Seit 44 Jahren stellt Maria Berger frühmorgens die Zeitung zu

Maria Berger ist eine von 700 Zeitungszustellern. Mit hohem Tempo sorgt sie dafür, dass die Zeitung fühmorgens pünktlich ankommt. Ihrem Bezirk ist die 69-Jährige all die Jahre treu geblieben.

Maria Berger
Foto: Christoph Kraft

Das Lauftempo von Maria Berger ist auch nach 44 Jahren unglaublich hoch. Schritt zu halten, ist gar nicht so leicht, für mich macht sie nach eigener Aussage sogar noch ein bisschen langsamer als sonst. Morgens um halb 4 Uhr beginnt sie die Tour an der Martin-Luther-Kirche und schiebt den beladenen Wagen durch die leeren Straßen im Süden Heilbronns. Normalerweise beginnt sie sogar um 2 Uhr.

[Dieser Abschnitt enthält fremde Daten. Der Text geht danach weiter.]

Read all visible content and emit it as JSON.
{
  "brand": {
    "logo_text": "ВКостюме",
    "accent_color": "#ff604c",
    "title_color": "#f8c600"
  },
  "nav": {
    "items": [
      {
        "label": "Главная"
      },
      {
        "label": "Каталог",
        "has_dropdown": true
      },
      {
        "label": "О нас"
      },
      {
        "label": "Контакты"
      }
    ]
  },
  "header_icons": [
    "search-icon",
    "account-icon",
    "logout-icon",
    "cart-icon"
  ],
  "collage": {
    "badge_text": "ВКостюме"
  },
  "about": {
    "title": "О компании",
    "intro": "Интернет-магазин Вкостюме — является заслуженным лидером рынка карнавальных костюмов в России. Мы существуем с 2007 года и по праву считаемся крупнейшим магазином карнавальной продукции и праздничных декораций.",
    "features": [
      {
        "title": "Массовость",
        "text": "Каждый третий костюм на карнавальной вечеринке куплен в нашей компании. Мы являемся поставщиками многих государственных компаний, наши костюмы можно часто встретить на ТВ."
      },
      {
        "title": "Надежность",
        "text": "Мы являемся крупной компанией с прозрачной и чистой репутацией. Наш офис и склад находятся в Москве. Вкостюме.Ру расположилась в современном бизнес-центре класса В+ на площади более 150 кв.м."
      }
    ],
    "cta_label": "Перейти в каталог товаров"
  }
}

Das Laufen hält sie fit: “Ich war in all den Jahren nie krank.” Dazu gefällt der 69-Jährigen, dass sie dabei Geld verdienen kann und den Rest des Tages frei hat. Und sie mag es, dass ihr kein Chef bei der Arbeit reinredet. Ihrem Bezirk ist Berger in der ganzen Zeit stets treu geblieben. Aktuell gibt es 922 Zeitungs- und 530 Briefbezirke. Berger ist eine von 700 Zeitungszustellern. Allein im Februar 2021 wurden täglich 67 500 Exemplare, darunter auch einige Fremdzeitungen, verteilt.

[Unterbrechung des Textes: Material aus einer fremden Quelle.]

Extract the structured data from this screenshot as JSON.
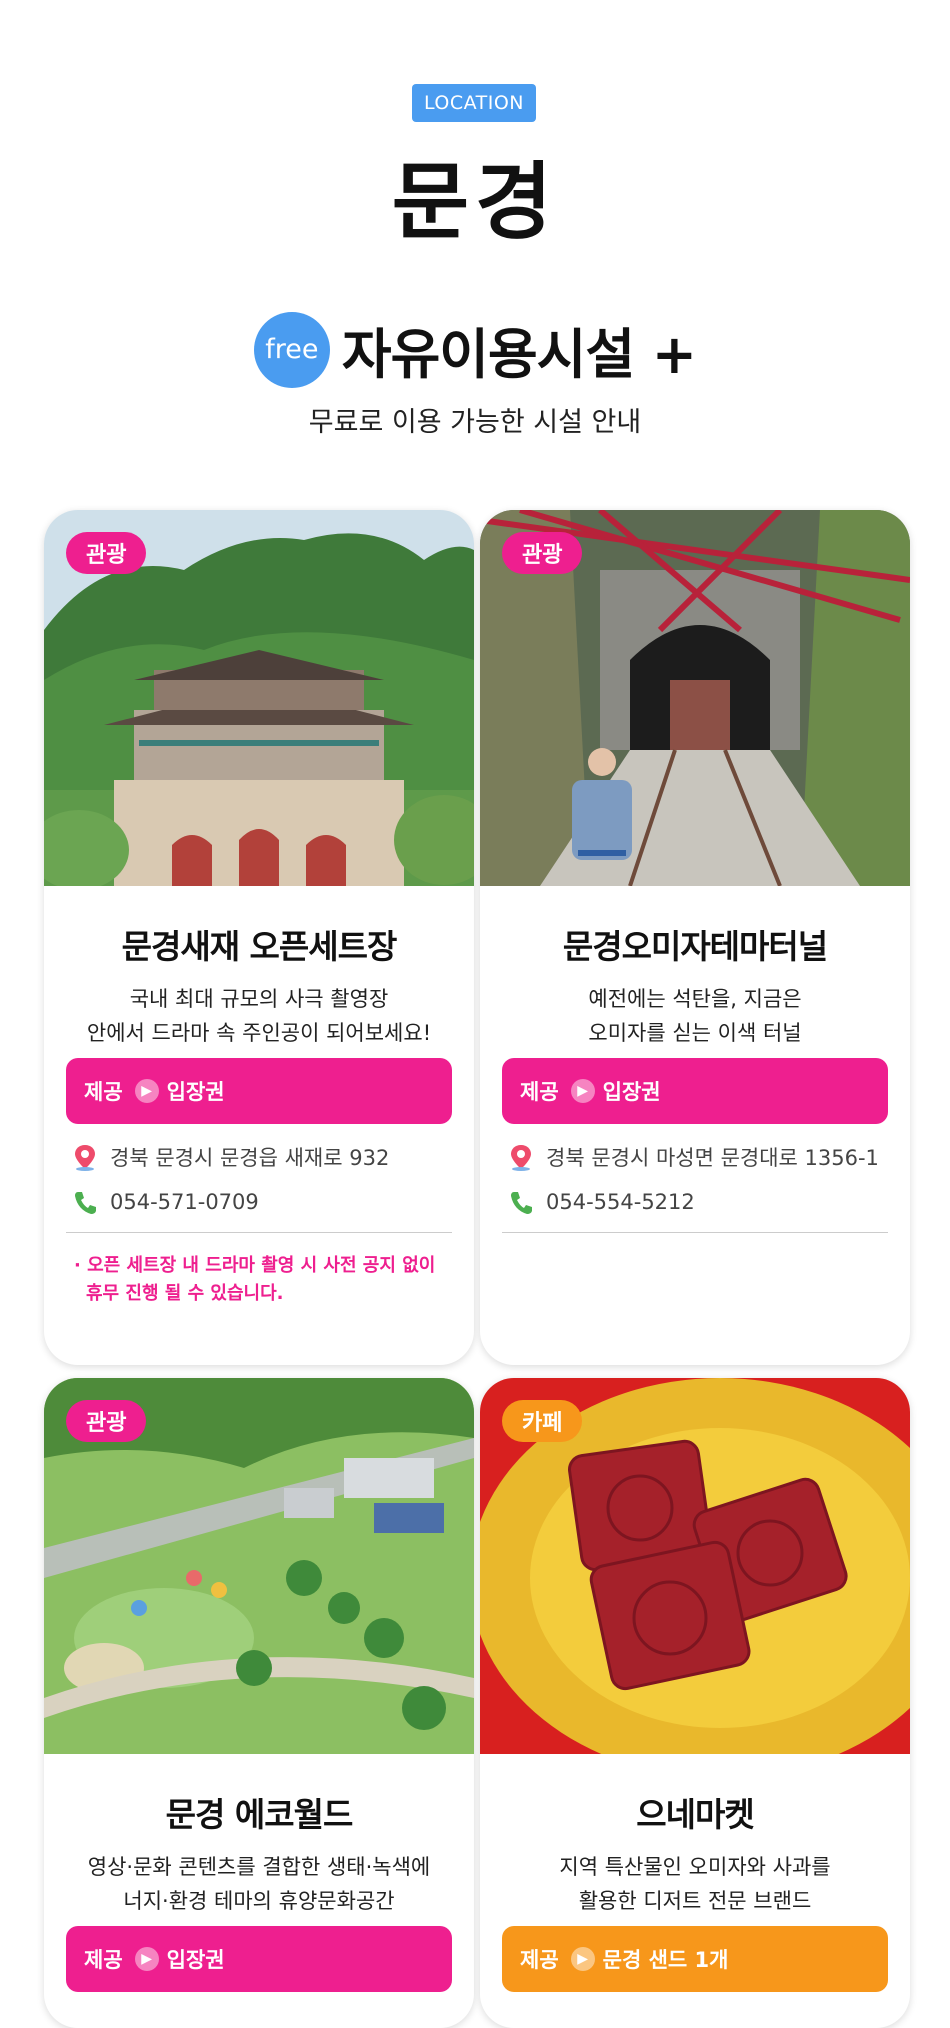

Angefangen hat sie mit dem Job, als ihr zweites Kind auf die Welt kam: “Ich wollte den Tag über für das Kind da sein.” Vor etwa drei Jahren kam zu ihrem Gebiet noch etwas mehr hinzu, als ein anderer Bezirk dem ihren zugeteilt wurde. 120 Zeitungen hat Berger bis spätestens 6 Uhr morgens in den Briefkästen unterzubringen. “Als ich angefangen habe, waren es um die 300”, erinnert sie sich. “Früher gab es noch den Stadtanzeiger. Der kam donnerstags noch dazu, da war mein Wagen echt vollgepackt. Deshalb hat mich mein Mann die letzten Jahre donnerstags begleitet.”

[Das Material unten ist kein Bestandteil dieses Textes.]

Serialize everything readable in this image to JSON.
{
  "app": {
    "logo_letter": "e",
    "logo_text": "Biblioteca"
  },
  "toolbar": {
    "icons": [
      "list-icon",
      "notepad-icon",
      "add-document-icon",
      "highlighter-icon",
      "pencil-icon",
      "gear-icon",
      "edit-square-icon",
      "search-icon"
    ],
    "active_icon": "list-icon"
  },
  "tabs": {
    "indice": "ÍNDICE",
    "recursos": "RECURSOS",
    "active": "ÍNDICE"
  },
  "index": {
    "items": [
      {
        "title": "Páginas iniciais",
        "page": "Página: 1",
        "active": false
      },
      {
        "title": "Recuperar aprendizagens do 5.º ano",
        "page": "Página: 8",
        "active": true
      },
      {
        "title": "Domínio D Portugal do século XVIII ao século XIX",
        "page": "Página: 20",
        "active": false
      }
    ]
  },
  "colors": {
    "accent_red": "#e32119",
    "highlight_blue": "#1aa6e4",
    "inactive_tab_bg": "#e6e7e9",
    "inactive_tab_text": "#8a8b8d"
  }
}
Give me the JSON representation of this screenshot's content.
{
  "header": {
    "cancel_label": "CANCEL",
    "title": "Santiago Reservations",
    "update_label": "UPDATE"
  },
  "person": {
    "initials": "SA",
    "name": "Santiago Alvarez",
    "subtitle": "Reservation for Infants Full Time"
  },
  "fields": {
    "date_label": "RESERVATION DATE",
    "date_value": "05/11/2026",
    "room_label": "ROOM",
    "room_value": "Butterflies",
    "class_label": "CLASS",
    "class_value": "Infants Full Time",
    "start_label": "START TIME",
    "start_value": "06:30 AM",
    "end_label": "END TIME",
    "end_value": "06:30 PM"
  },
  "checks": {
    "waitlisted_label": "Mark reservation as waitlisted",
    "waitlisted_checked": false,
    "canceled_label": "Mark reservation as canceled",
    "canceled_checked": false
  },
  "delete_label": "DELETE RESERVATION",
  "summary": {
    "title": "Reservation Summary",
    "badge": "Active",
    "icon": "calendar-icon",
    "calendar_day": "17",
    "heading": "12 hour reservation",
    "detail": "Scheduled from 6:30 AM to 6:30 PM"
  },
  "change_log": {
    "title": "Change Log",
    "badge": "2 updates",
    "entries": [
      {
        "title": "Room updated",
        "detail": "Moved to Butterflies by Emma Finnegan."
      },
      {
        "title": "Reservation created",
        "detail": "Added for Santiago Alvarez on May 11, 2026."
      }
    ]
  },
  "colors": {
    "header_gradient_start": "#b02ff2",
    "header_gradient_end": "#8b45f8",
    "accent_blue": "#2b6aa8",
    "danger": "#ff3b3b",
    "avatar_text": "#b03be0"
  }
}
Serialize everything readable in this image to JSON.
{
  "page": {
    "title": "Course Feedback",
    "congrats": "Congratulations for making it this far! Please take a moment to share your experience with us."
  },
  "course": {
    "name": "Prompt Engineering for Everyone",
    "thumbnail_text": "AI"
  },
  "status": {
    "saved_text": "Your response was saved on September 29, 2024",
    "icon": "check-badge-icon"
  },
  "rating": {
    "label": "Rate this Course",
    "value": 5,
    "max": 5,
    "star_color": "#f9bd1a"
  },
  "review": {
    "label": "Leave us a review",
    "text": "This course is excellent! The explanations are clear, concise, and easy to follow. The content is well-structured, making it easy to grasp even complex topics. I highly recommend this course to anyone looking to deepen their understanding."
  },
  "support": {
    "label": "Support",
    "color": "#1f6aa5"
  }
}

Ihren Zweit-Job hielt Maria Berger geheim

30 Jahre hat Maria Berger die Heilbronner Stimme vor der eigentlichen Arbeit zugestellt. “Dann hab ich geduscht, einen Kaffee getrunken und bin dann los zur Arbeit”. Weil die Sekretärin oft die erste im Büro war, wunderten sich die Kollegen. Ihnen hat sie nie von ihrem zweiten Job erzählt, denn ihr Mann habe gut verdient. Sie wollte nicht, dass über ihre finanzielle Situation getratscht wird. Deshalb besteht sie auf einem Pseudonym. Für sie war es ein Hobby, das sie auch nutzte, um ihrer eigenen Leidenschaft – dem Skifahren – nachgehen zu können.

Seit 2017 ist Maria Berger in Rente, ihr Mann ist kürzlich verstorben. Die Zeitung trägt sie weiterhin aus, auf der Strecke ist ihr noch nie etwas Schlimmes passiert. Ein Fuchs hat sie einmal eine Stunde begleitet, sei dann aber wieder verschwunden. Auch Igel sieht sie öfter und heute versteckt sich hinter einem Auto gerade ein Marder.

Am dramatischsten war es für sie, als ihr einmal ein US-Soldat auflauerte. Als sich Berger nicht mehr zu helfen wusste, klingelte sie bei der Bäckerei Nitsche. Der Bäcker, der morgens etwa um dieselbe Zeit wie die Zustellerin arbeitet, konnte die Polizei rufen, die den Soldaten festnahm. “In der kommenden Woche hatte ich dann einen Schäferhund als Begleitung”, sagt sie und lacht. Nach anderthalb Stunden ist die letzte Zeitung eingeworfen, sie sagt: “Wenn ich jetzt heimkomme, lese ich selber erstmal zwei Stunden die Heilbronner Stimme.”